Contracções de evidências paralisaram gestos de conhecimento. O Pensador sentiu em respirações intensas o que o Joaquim queria dizer com aquela última frase. Todos somos sensíveis. A hipersensibilidade do Joaquim apenas o distinguia dos ditos normais por ser o primeiro a sentir a dor e não por ser o único a sentir a dor. O Pensador lembrava-se agora de já ter ouvido conversas no café sobre este problema das radiações. Na altura, em risadas de deuses todos achavam o tema demasiado abstracto para o dia a dia rotineiro. No café da esquina o tamanho daquela conversa tinha sido inadequado ao tamanho da vida. Mas agora o tamanho da vida abraçava a sua impotência num aperto forte e ziguezagueado de passadas trémulas. As radiações poderiam personalizar o sorriso malévolo do poder.
Nessa noite o Pensador foi à casa do silêncio.

Quem tinha falado no assunto das radiações foi o Mestre Alberto. Mestre de nome.
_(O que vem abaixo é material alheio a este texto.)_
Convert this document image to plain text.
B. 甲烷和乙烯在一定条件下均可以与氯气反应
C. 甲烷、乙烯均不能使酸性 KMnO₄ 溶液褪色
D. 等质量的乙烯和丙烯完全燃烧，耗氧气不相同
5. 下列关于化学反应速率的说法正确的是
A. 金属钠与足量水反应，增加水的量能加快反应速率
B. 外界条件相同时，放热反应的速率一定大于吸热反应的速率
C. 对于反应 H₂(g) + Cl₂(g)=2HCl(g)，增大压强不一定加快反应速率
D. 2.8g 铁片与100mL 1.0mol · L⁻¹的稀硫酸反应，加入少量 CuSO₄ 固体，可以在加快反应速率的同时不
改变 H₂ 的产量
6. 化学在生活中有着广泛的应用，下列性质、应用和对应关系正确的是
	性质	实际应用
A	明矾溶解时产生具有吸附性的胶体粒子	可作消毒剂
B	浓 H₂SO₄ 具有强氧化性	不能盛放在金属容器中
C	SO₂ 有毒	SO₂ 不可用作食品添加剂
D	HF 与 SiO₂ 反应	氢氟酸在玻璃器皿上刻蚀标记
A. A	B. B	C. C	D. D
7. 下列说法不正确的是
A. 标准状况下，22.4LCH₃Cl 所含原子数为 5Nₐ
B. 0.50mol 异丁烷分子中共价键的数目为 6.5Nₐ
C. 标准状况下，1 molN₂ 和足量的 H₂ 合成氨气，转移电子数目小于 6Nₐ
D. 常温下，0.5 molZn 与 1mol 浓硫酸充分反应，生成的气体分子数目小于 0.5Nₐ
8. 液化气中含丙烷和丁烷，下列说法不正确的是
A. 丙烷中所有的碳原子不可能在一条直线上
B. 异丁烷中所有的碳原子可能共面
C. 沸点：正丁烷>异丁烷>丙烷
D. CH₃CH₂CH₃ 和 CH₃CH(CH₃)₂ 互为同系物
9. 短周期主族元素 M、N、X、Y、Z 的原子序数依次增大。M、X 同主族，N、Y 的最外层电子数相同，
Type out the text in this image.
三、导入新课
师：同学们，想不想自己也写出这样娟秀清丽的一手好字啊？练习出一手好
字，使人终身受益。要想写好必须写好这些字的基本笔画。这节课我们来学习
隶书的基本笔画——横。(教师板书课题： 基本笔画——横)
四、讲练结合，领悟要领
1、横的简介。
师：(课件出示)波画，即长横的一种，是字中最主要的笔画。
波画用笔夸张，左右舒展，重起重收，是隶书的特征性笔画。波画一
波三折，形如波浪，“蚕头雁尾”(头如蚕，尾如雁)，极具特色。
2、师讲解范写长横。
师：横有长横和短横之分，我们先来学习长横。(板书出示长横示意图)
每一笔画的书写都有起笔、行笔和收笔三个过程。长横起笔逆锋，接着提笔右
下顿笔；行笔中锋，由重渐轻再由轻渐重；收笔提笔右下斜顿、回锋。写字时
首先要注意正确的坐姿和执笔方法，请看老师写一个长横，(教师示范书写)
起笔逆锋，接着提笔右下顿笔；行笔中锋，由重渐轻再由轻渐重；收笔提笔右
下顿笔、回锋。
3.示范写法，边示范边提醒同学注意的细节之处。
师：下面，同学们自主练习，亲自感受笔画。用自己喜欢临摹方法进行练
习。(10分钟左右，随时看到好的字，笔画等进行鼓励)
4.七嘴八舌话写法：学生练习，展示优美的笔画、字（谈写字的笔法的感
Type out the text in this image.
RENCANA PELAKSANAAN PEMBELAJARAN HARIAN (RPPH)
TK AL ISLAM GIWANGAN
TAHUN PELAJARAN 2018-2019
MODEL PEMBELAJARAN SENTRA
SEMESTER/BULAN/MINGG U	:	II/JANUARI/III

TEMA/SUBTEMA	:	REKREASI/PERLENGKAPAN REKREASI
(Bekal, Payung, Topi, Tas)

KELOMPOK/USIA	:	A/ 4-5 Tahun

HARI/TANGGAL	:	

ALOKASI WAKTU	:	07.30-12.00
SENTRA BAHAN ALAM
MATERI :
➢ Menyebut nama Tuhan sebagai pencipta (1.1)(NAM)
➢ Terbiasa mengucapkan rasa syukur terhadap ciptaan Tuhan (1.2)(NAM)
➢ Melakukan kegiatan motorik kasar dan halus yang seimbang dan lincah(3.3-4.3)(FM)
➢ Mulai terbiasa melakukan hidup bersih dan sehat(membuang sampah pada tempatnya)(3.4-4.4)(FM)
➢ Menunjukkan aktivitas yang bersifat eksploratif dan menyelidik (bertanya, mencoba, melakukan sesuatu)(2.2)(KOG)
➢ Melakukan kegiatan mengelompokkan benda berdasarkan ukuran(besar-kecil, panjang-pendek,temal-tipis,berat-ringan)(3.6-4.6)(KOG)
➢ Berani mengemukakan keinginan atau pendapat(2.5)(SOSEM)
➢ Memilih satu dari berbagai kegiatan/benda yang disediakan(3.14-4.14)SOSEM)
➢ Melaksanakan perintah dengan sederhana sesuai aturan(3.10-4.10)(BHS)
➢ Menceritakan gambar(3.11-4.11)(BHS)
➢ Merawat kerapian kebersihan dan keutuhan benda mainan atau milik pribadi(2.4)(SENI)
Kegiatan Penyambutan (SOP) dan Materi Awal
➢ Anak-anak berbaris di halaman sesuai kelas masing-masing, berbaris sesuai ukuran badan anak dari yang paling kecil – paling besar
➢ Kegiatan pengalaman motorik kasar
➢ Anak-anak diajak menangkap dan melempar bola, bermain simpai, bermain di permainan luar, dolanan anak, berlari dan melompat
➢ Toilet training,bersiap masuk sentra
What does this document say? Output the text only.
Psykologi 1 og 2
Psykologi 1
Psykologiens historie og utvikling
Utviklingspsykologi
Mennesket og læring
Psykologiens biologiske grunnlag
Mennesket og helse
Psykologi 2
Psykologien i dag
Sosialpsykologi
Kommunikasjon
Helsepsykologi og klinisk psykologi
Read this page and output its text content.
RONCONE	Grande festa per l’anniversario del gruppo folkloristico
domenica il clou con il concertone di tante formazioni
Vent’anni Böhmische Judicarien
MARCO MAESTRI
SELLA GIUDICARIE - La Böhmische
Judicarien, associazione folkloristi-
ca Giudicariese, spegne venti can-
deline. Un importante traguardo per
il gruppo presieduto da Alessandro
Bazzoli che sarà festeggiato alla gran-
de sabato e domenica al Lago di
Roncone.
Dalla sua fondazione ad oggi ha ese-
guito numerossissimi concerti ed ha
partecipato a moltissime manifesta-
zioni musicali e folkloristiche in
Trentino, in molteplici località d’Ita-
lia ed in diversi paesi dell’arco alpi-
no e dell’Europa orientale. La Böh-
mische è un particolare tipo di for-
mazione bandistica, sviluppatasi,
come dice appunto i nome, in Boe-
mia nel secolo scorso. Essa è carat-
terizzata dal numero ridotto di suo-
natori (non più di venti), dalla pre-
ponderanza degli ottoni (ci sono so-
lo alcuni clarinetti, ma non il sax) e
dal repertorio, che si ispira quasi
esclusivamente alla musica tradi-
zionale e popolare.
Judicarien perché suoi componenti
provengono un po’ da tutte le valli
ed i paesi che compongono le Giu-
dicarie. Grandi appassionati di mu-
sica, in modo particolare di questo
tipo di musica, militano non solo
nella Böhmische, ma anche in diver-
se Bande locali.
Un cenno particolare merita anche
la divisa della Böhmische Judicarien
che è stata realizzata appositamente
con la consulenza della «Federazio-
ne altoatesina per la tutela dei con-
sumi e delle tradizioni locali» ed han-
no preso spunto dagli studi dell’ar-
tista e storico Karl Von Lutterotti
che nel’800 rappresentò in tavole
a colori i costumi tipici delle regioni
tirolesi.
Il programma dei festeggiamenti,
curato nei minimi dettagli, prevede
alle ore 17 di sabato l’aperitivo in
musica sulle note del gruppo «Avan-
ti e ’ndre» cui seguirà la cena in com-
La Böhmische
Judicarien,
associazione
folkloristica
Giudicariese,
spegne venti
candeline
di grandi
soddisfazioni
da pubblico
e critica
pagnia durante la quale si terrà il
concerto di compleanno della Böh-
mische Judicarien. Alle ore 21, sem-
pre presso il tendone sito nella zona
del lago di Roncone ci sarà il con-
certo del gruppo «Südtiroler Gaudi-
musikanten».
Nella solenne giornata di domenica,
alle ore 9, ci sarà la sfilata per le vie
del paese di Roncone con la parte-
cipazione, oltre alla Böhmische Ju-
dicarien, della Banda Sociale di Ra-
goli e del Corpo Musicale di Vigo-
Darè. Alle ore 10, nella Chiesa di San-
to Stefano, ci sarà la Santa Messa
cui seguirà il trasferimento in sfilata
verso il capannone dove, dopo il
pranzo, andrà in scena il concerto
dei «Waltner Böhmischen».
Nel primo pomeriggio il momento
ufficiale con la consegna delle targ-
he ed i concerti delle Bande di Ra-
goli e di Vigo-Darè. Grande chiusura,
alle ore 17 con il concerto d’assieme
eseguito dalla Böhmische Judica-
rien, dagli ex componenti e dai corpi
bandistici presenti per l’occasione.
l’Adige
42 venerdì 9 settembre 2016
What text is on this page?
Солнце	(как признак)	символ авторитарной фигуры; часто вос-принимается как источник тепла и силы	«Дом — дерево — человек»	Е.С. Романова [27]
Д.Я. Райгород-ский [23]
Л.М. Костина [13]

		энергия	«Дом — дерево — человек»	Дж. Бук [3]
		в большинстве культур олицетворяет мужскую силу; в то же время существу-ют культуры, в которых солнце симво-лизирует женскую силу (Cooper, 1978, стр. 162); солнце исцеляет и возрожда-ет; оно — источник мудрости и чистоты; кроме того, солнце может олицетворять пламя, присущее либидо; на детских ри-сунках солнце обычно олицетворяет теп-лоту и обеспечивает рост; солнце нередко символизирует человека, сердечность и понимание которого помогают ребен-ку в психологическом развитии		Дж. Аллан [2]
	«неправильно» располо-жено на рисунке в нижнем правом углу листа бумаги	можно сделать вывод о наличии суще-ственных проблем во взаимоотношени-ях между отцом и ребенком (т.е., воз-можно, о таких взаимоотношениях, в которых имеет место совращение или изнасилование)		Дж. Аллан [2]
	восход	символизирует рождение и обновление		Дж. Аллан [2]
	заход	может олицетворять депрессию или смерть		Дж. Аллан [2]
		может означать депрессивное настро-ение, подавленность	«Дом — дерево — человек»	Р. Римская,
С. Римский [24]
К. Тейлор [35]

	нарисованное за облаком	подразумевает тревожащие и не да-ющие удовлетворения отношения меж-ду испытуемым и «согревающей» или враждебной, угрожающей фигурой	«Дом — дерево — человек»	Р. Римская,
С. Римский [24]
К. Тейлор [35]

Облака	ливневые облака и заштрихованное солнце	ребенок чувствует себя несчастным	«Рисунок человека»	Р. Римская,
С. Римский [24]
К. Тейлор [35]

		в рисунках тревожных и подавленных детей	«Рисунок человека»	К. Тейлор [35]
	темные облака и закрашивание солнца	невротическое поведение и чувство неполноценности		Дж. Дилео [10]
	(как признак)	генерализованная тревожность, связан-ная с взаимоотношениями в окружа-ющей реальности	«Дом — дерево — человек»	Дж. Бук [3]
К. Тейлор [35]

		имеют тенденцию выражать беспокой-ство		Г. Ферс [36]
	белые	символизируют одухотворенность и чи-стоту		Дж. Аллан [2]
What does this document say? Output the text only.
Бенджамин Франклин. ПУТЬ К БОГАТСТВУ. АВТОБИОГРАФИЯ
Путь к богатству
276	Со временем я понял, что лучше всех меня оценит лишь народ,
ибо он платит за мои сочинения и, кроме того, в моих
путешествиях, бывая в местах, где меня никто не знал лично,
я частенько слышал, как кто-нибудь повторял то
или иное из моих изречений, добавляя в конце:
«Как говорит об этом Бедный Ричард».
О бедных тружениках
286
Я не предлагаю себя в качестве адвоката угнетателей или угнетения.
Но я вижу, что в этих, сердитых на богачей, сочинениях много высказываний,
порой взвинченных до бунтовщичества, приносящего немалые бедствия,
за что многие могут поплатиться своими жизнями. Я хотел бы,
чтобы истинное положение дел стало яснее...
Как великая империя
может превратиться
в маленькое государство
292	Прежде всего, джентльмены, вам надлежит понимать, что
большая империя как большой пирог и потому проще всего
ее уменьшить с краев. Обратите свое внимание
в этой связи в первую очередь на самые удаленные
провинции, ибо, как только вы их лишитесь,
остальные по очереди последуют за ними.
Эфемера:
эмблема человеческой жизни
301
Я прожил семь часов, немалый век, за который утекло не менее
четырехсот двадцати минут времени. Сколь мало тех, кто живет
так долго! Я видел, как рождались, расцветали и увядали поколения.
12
Ele tinha uma mercearia daquelas em que as hortaliças parecem pedir ajuda para saltar dos caixotes. Daquelas em que ao lado das maçãs estão os chupa-chupas de morango e por cima dos iogurtes está a caixa dos rebuçados de mentol. O Mestre Alberto era um comunicador nato. Tinha frases encadeadas de curiosidades e interesses que agarravam por quem lá passava. Com ele a expressão : “oh Evaristo tens cá disto?” não resultava: ele logo diria. “Tenho isso e muito mais: fermento em pó óptimo para pão de ló, batata novinha para acompanhar um bacalhau assado. Ah e já viu o que aconteceu ao apresentador de televisão? E parece-me que o pior ainda está para vir”. E zaz logo se equilibrava uma conversa na ponta da língua do Mestre Alberto. um verdadeiro cozinheiro de frases soltas. Dele era de esperar qualquer assunto. E de esperar que de um momento para o outro a conversa mudasse de direcção, pois nosso Mestre bem sabia que o seu conhecimento era vasto mas superficial. E assim um dia no café se ouviu: “Queria uma meia de leite: bem quentinha. porque agora com esta coisa das radiações que afectam a cabeça dizem que o leite se não for bem quente aumenta a probabilidade de dano cerebral. O problema está nas ondas que entram e saem da nossa cabeça: entram por um ouvido. saem por outro e dizem que ao fim do dia podemos ficar com os olhos vermelhos. um pouco inflamados.”
O Pensador insultava agora o sorriso brilhante que naquela altura colocou. Conhecia bem o Mestre. Gostava de o ouvir, de o compreender, mas naquela altura não deu atenção ao que ele disse e agora a surpresa apanhara-o desprovido de realidade. assustou-o.

24/04/2004
 
O Joaquim não respondeu logo. Aliás como sempre fazia: ele respeitava o silêncio. Sabia que é possível pensar enquanto se fala mas dessa forma não conseguia organizar as palavras da maneira que mais gostava: conhecia bem o seu pensamento e sabia que ao contrário de uma frase, ele saltava entre ideias e intuições sem uma ordem, regido por impulsos e estímulos muitas vezes exteriores que algumas vezes não controlava e que podiam introduzir algumas demoras no seu.”processamento”. Então, quem o observava reparava que antes de falar o Joaquim privilegiava vários segundos de pensamento. Mas não se pense que ele depois falava sem parar. nada disso. O Joaquim também sabia que o acto de falar, por ser organizado de forma um pouco distinta relativamente ao pensamento podia permitir ao próprio pensamento atingir outros níveis de raciocínio se intercalasse pensamentos e palavras: se dialogasse. As palavras não pensam. ajudam a pensar.
Naqueles breves segundos o Pensador inspirou os olhos em algumas imagens de recordações: Na timidez de Joaquim e na forma humilde com que encarava o diálogo, o Pensador revia algumas lutas da sua juventude: alguns desesperos. alguma esperança. algum medo. muitas teorias.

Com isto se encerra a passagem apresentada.